Not-for-profit fundraising requires many different skills, so successful non-profit organizations often employ a team of fundraisers, each with a different specialization. Depending on its target audience, fundraising goals, and available resources, a non-profit may wish to have a grant writer, a major gifts officer, or a researcher on the team. One tip for saving money on fundraising is to hire development professionals with multiple skills. For example, a good non-profit communications specialist may be able to write grant applications, appeal letters, and scripts for telephone solicitations. In that case, a separate grant writer need not be hired in addition to the communications officer.
Volunteers can supplement and support the efforts of a not-for-profit fundraising team. There may be letters to fold and envelopes to stuff, contribution data to enter into a database, or phone calls to be made. Well-trained volunteers can do this work, leaving the development staff with time to apply their expertise to more complex matters. What's more, experts have noted personal requests from people directly involved with a not-for-profit organization are extremely effective. This makes volunteers some of the most successful fundraisers.
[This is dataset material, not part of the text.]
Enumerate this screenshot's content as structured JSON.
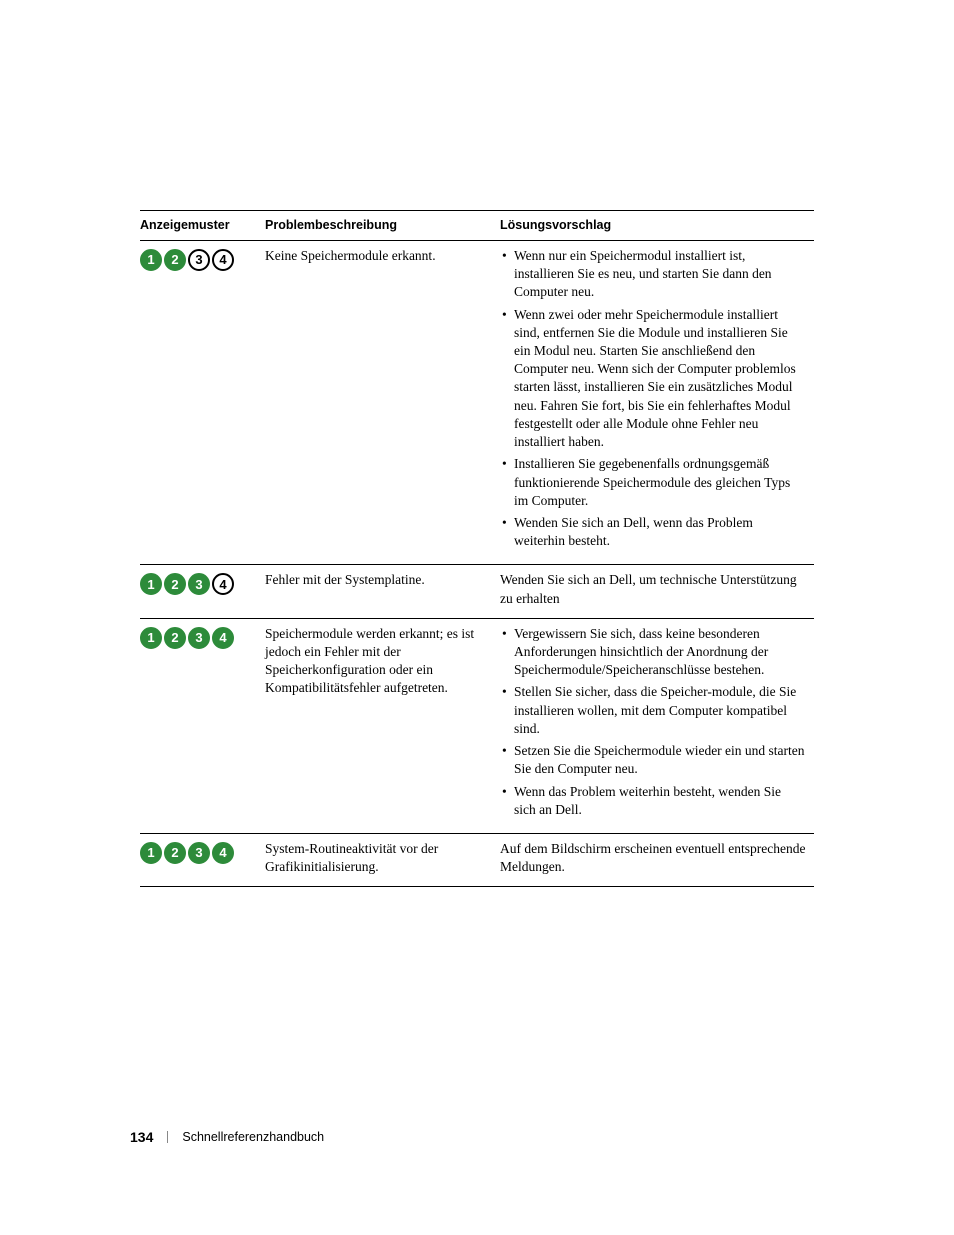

Whether a staff member or a volunteer is doing the fundraising, experts stress the importance of using a strategic approach. It is agreed that a successful not-for-profit fundraising strategy should include the frequency with which solicitations are made, how much money is asked for each time, and how it will be solicited. It is recommended that the results of an organization's fundraising efforts be carefully tracked so that the strategy can be modified as necessary in the future. Specialized fundraising software can be used for this purpose, or an outside agency can be hired to record and analyze fundraising data.
Collecting data on fundraising efforts is one way to get to know one's audience. People donate to charity for many reasons—some enjoy the feeling of doing good, while others are devoted to a particular cause. Still others make contributions to non-profit organizations for the tax deduction. According to experts, understanding a donor's motive for giving can help one craft the most effective solicitation.
The above tips apply whether one is raising funds from the government or the private sector. Expert fundraisers suggest trying to achieve a balance between the two. This helps insulate a not-for-profit organization from fluctuations in the economy that impact one more than the other.